Hinweis: Ein vollständiger Abzug war nur dann möglich, wenn das Heimbüro den Mittelpunkt der gesamten betrieblichen/beruflichen Betätigung darstellte.
Verfassungsrechtliche Zweifel
Mit Beschluss vom 25. August 2009 1) hat der Bundesfinanzhof ernstliche Zweifel an der Verfassungsmäßigkeit der seit 2007 geltenden Arbeitszimmerregelung geäußert und die Eintragung eines entsprechenden Freibetrags auf den Lohnsteuerkarten eines Lehrerehepaares befürwortet. Zudem hat das Finanzgericht Münster dem Bundesverfassungsgericht zwischenzeitlich die Frage vorgelegt, ob die Neuregelung den Gleichheitsgrundsatz (Artikel 3 Absatz 1 Grundgesetz) verletzt 2) .
Hinweis: Die Eilentscheidung des Bundesfinanzhofs wurde von drei Richtern unterschrieben und lässt noch keinen Schluss zu, wie im Hauptsacheverfahren mit fünf Richtern entschieden wird. Es ist möglich, dass auch der Bundesfinanzhof im eigentlichen Verfahren (Hauptsacheverhandlung) das Bundesverfassungsgericht einschalten wird.

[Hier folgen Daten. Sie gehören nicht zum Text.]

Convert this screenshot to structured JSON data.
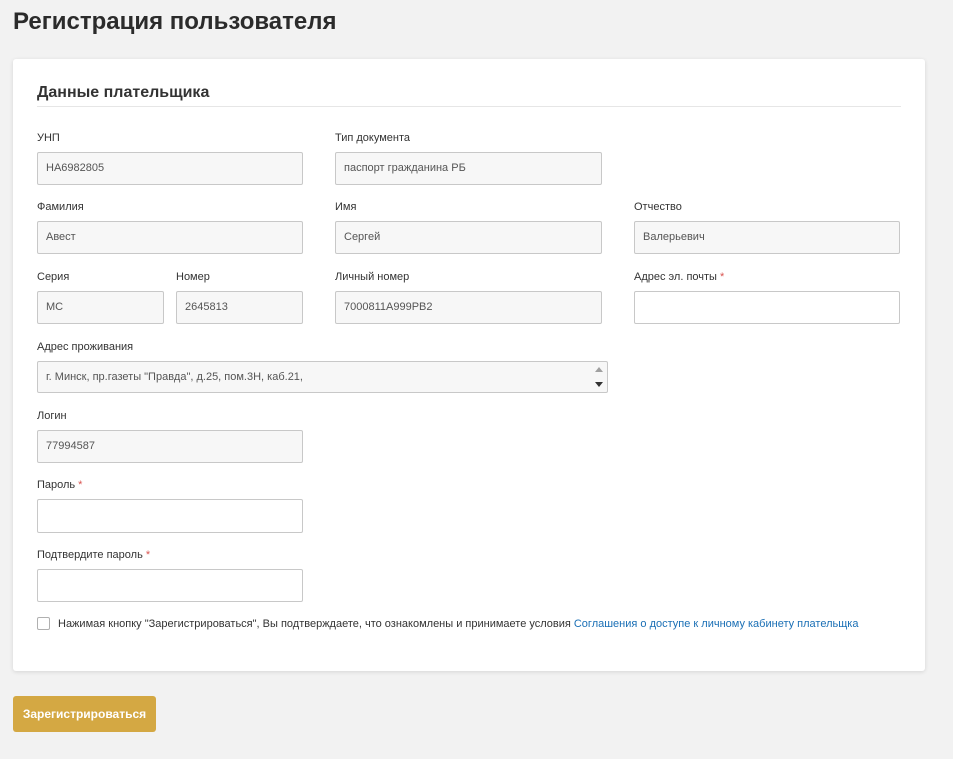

Aufgrund des Beschlusses des Bundesfinanzhofs vom 25. August 2009 hat das Bundesfinanzministerium kurzfristig reagiert und Folgendes verfügt 3) : Anträgen auf Aussetzung der Vollziehung, mit denen im Rechtsbehelfsverfahren begehrt wird, Aufwendungen für ein häusliches Arbeitszimmer „nach der Altregelung“ steuermindernd zu berücksichtigen, ist stattzugeben. Dies gilt für Einspruchsverfahren
- gegen die Ablehnung eines Antrags auf Lohnsteuerermäßigung („Freibetrag auf der Lohnsteuerkarte“) für Jahre ab 2009,
- gegen die Festsetzung von Einkommensteuer-Vorauszahlungen für Veranlagungszeiträume ab 2009 oder
- gegen Einkommensteuerbescheide für Veranlagungszeiträume ab 2007.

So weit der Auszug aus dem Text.